Gilchrist walked over to the console and handed the carryboard to Badri. Kivrin folded her hands again, closer to her face this time, her mouth nearly touching them, and began to speak into them.

Mary came closer and stood beside Dunworthy, clutching her handkerchief. “When I was nineteen—which was, oh, Lord, forty years ago, it doesn’t seem that long—my sister and I travelled all over Egypt,” she said. “It was during the Pandemic. Quarantines were being slapped on all about us, and the Israelis were shooting Americans on sight, but we didn’t care. I don’t think it even occurred to us that we might be in danger, that we might catch it or be mistaken for Americans. We wanted to see the Pyramids.”

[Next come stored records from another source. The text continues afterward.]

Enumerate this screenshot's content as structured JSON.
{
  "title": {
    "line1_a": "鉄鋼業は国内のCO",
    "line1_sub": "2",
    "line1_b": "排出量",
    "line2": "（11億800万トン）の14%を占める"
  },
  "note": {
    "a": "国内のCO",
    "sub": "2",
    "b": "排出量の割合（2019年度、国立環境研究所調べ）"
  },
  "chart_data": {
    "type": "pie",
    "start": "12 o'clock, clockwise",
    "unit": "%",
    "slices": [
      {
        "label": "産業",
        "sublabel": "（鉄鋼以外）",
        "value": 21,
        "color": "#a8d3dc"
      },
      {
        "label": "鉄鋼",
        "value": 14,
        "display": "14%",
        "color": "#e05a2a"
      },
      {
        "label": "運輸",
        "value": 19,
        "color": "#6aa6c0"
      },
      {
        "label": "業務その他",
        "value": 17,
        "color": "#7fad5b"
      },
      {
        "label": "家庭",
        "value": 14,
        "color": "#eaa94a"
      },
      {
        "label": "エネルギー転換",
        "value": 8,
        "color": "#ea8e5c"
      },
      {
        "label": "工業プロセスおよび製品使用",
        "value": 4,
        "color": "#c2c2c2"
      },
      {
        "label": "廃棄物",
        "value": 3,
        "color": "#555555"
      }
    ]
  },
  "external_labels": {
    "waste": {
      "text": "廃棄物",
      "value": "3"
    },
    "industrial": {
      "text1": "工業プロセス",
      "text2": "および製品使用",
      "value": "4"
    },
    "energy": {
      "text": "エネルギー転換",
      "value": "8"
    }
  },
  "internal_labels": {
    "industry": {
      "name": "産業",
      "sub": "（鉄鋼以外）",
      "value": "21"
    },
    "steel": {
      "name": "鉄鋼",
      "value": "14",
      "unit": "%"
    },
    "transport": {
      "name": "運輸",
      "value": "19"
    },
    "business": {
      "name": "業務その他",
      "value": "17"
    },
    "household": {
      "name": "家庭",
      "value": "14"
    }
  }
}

Kivrin had stopped praying. Badri left his console and came over to where she was standing. He spoke to her for several minutes, the frown never leaving his face. She knelt and then lay down on her side next to the wagon, turning so she was on her back with one arm flung over her head and her skirts tangled about her legs. The tech arranged her skirts, pulled out the light measure, and paced around her, walked back to the console and spoke into the ear. Kivrin lay quite still, the blood on her forehead almost black under the light.

“Oh, dear, she looks so young,” Mary said.

Badri spoke into the ear, glared at the results on the screen, went back to Kivrin. He stepped over her, straddling her legs, and bent down to adjust her sleeve. He took a measurement, moved her arm so it was across her face as if warding off a blow from her attackers, measured again.